In questi giorni non si è parlato d’altro: Salvini che si fa un selfie con pane e Nutella, Salvini che mangia un arancino a Catania. Secondo qualcuno sarebbe stato un affronto nei confronti della popolazione colpita dal sisma del 26 dicembre che ha causato danni gravi e feriti lievi nel Catanese (soprattutto nelle zone di Zafferana Etnea e Acireale). Si è sollevato un vero e proprio polverone che, però, bisogna sottolinearlo, ha tenuto banco solo sui giornali. Alla gente, quella che combatte per rialzarsi dopo una notte di paura e distruzione, non gliene frega nulla del pane e Nutella o degli arancini. Non gliene frega nulla se quel selfie fosse stato programmato o meno dal suo social media manager.

Alla gente, quella che ha perso tutto o quasi, interessano i fatti. Salvini può tranquillamente mangiare arancini, pane e Nutella e, perché no, anche un buon cannolo alla ricotta, l’importante è che si passi dalle parole ai fatti. E il primo risultato – ribadiamo il primo, c’è ancora tantissimo da fare – è stato fatto con la dichiarazione dello stato d’emergenza e con la conseguente ordinanza di protezione civile che prevede 25mila euro di contributi per il ripristino delle case colpite dal sisma e una somma fino a 900 euro al mese per il sostentamento dei nuclei familiari.

Alla gente non gliene frega nulla se Salvini e Di Maio hanno indossato o meno la maglia della Protezione civile.

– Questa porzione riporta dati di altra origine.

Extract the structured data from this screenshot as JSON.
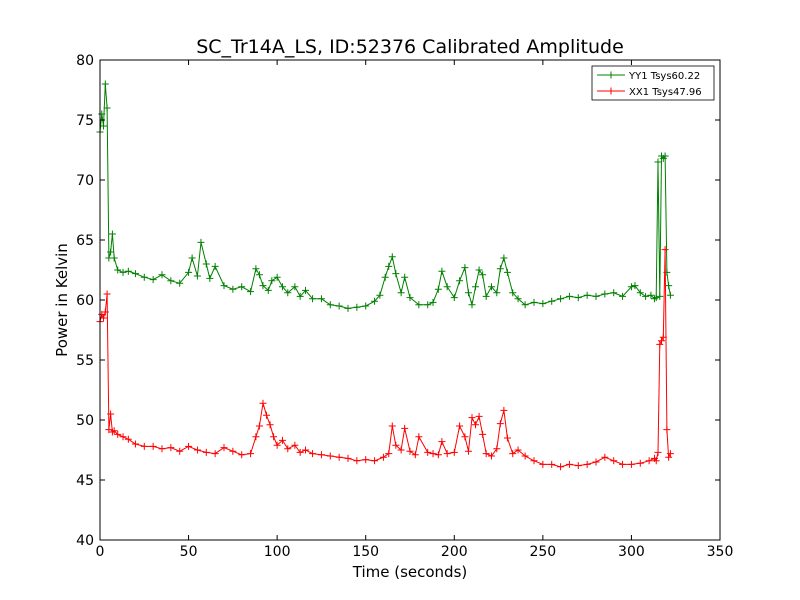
{
  "chart_data": {
    "type": "line",
    "title": "SC_Tr14A_LS, ID:52376 Calibrated Amplitude",
    "xlabel": "Time (seconds)",
    "ylabel": "Power in Kelvin",
    "xlim": [
      0,
      350
    ],
    "ylim": [
      40,
      80
    ],
    "xticks": [
      0,
      50,
      100,
      150,
      200,
      250,
      300,
      350
    ],
    "yticks": [
      40,
      45,
      50,
      55,
      60,
      65,
      70,
      75,
      80
    ],
    "grid": false,
    "legend_position": "top-right",
    "marker": "plus",
    "series": [
      {
        "name": "YY1 Tsys60.22",
        "color": "#008000",
        "x": [
          0,
          1,
          2,
          3,
          4,
          5,
          6,
          7,
          8,
          10,
          13,
          16,
          20,
          25,
          30,
          35,
          40,
          45,
          50,
          52,
          55,
          57,
          60,
          62,
          65,
          70,
          75,
          80,
          85,
          88,
          90,
          92,
          95,
          97,
          100,
          103,
          106,
          110,
          113,
          116,
          120,
          125,
          130,
          135,
          140,
          145,
          150,
          155,
          158,
          161,
          163,
          165,
          167,
          170,
          172,
          175,
          180,
          185,
          188,
          191,
          193,
          196,
          200,
          203,
          206,
          208,
          210,
          212,
          214,
          216,
          218,
          221,
          224,
          226,
          228,
          230,
          233,
          236,
          240,
          245,
          250,
          255,
          260,
          265,
          270,
          275,
          280,
          285,
          290,
          295,
          300,
          302,
          305,
          308,
          311,
          313,
          314,
          315,
          316,
          317,
          318,
          319,
          320,
          321,
          322
        ],
        "values": [
          74,
          75.5,
          74.5,
          78,
          76,
          63.5,
          64,
          65.5,
          63.5,
          62.5,
          62.3,
          62.4,
          62.2,
          61.9,
          61.7,
          62.1,
          61.6,
          61.4,
          62.3,
          63.5,
          62,
          64.8,
          63,
          61.8,
          62.8,
          61.2,
          60.9,
          61.1,
          60.7,
          62.6,
          62.1,
          61.2,
          60.8,
          61.6,
          61.9,
          61.1,
          60.6,
          61.1,
          60.3,
          60.8,
          60.1,
          60.1,
          59.6,
          59.5,
          59.3,
          59.4,
          59.5,
          59.9,
          60.4,
          61.9,
          62.8,
          63.6,
          62.2,
          60.6,
          61.9,
          60.2,
          59.6,
          59.6,
          59.8,
          60.9,
          62.4,
          61.1,
          60.2,
          61.6,
          62.7,
          60.6,
          59.6,
          61.1,
          62.5,
          62.1,
          60.3,
          61.1,
          60.6,
          62.6,
          63.5,
          62.3,
          60.6,
          60.1,
          59.6,
          59.8,
          59.7,
          59.9,
          60.1,
          60.3,
          60.2,
          60.4,
          60.3,
          60.5,
          60.6,
          60.3,
          61.1,
          61.2,
          60.6,
          60.3,
          60.4,
          60.1,
          60.2,
          71.5,
          60.3,
          72,
          71.8,
          72,
          62.3,
          61.2,
          60.4
        ]
      },
      {
        "name": "XX1 Tsys47.96",
        "color": "#ff0000",
        "x": [
          0,
          1,
          2,
          3,
          4,
          5,
          6,
          7,
          8,
          10,
          13,
          16,
          20,
          25,
          30,
          35,
          40,
          45,
          50,
          55,
          60,
          65,
          70,
          75,
          80,
          85,
          88,
          90,
          92,
          94,
          96,
          98,
          100,
          103,
          106,
          110,
          113,
          116,
          120,
          125,
          130,
          135,
          140,
          145,
          150,
          155,
          160,
          163,
          165,
          167,
          170,
          172,
          175,
          178,
          180,
          185,
          188,
          191,
          193,
          196,
          200,
          203,
          206,
          208,
          210,
          212,
          214,
          216,
          218,
          221,
          224,
          226,
          228,
          230,
          233,
          236,
          240,
          245,
          250,
          255,
          260,
          265,
          270,
          275,
          280,
          285,
          290,
          295,
          300,
          305,
          310,
          313,
          314,
          315,
          316,
          317,
          318,
          319,
          320,
          321,
          322
        ],
        "values": [
          58.2,
          58.8,
          58.5,
          59,
          60.5,
          49.2,
          50.5,
          49,
          49.1,
          48.8,
          48.6,
          48.4,
          48,
          47.8,
          47.8,
          47.6,
          47.7,
          47.4,
          47.8,
          47.5,
          47.3,
          47.2,
          47.7,
          47.4,
          47.1,
          47.2,
          48.6,
          49.5,
          51.4,
          50.4,
          49.6,
          48.6,
          47.9,
          48.3,
          47.6,
          47.9,
          47.3,
          47.5,
          47.2,
          47.1,
          47,
          46.9,
          46.8,
          46.6,
          46.7,
          46.6,
          46.9,
          47.2,
          49.5,
          47.9,
          47.5,
          49.3,
          47.4,
          47.1,
          48.6,
          47.3,
          47.2,
          47.1,
          48.2,
          47.2,
          47.3,
          49.5,
          48.6,
          47.4,
          50.2,
          49.6,
          50.3,
          48.8,
          47.2,
          47,
          47.6,
          49.7,
          50.8,
          48.5,
          47.2,
          47.5,
          47,
          46.6,
          46.3,
          46.3,
          46.1,
          46.3,
          46.2,
          46.3,
          46.5,
          46.9,
          46.6,
          46.3,
          46.3,
          46.4,
          46.6,
          46.8,
          46.6,
          47.3,
          56.3,
          56.6,
          56.9,
          64.2,
          49.2,
          46.9,
          47.2
        ]
      }
    ]
  }
}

Figuriamoci se ai terremotati può interessare un Bertolaso che chiede al vicepremier e Ministro del Lavoro grillino di togliersi quella maglia. Non è il momento delle polemiche, degli attacchi politici, dei selfie, degli errori sui social. È il momento di aiutare le popolazioni colpite dal terremoto senza pensare ad esternazioni, fatti ed eventi che non meriterebbero neppure menzioni. Senza fare possibilmente passerelle inutili. Nel rispetto di chi questo terremoto lo ha vissuto sulla propria pelle.